Zelenski also visited the Jmelnitsky region (western Ukraine) on Friday and discussed with the civil and military authorities the security situation in this oblast, with special attention to air defenses and the means of electronic warfare and the protection of the nuclear power plant in the area.

London approved last month the largest military aid package in the United Kingdom so far for Ukraine. This aid item worth 580 million euros includes Storm Shadow long-range guided missile systems, more than 400 military vehicles, 1,600 defensive and attack missiles and four million units of ammunition.

This new British aid arrives at a particularly difficult time on the battlefield for Ukraine, which in recent weeks has had to give way in the eastern region of Donetsk due to enemy superiority in personnel and ammunition for artillery.

The United Kingdom will contribute with gas turbines, cogeneration technologies and mobile generators so that Kiev can face the consequences of Russian attacks on its energy infrastructures and decentralize the Ukrainian electricity generation system to make it less vulnerable.

In a statement published last night, Cameron announced his visit to Kiev and confirmed the sending of an energy support package to Ukraine worth 36 million pounds (41 million euros) and the supply of precision guided bombs and air defense equipment.

In just one week, Russia has destroyed or damaged much of the Ukrainian electricity generation infrastructure in a campaign of air strikes that Ukraine has not been able to repel due to its shortcomings in air defense.
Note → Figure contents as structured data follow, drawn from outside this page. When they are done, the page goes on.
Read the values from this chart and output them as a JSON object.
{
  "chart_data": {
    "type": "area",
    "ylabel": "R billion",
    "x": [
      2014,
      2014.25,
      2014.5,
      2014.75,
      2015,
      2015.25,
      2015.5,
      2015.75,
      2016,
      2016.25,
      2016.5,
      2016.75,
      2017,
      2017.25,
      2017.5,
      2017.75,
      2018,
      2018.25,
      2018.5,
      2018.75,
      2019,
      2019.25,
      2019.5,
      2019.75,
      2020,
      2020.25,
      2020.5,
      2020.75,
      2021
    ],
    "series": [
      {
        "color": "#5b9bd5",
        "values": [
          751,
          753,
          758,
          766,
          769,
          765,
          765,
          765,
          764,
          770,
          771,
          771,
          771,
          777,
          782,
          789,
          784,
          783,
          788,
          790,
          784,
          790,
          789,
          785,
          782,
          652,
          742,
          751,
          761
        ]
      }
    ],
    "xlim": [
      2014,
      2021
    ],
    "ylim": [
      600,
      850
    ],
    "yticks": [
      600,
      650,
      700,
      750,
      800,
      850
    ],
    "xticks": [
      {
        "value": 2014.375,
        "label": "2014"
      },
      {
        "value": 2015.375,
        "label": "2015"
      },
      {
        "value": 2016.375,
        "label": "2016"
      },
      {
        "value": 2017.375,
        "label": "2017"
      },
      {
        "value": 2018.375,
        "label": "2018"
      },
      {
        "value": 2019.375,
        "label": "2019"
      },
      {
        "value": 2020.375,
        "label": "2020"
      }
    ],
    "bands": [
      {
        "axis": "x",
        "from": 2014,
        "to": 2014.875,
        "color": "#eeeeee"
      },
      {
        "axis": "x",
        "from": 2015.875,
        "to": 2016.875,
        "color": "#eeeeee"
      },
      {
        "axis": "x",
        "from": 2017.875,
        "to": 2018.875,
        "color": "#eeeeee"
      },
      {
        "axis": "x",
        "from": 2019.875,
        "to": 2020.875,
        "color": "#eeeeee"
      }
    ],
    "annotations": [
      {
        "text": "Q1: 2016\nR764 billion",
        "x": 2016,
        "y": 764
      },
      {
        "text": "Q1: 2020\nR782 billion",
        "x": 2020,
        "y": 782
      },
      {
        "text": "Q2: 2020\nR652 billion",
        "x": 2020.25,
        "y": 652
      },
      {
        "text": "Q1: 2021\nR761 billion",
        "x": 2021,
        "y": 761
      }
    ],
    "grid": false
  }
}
In his meeting with Cameron in Kiev, Zelenski also spoke with the head of British diplomacy about the Global Peace Summit that Kiev organizes on June 15 and 16 in Switzerland to obtain the support of as many countries as possible for the so-called Ukrainian Peace Formula.

This document requires, among other things, the withdrawal of Russian troops from the invaded country and the restoration of the territorial integrity of Ukraine.

On the other hand, at least 546 children have died in Ukraine and 1,319 have been injured of various considerations as a result of the Russian military aggression against this country that began on February 24, 2022, according to data published today by the Ukrainian Prosecutor’s Office.

The most recent victims occurred this Thursday, according to the Prosecutor’s Office.

On the other hand, the Kremlin spokesman, Dmitri Peskov, described the “verbal escalation” of Paris and London about the conflict in Ukraine as dangerous and warned that it could pose a threat to the entire architecture of European security.

Peskov specifically alluded to the statements of the French president, Emmanuel Macron, about the possibility of sending troops to Ukraine and those of the head of the United Kingdom’s diplomacy, David Cameron, about the Ukrainian troops has the right to use British weapons to attack the territory of Russia.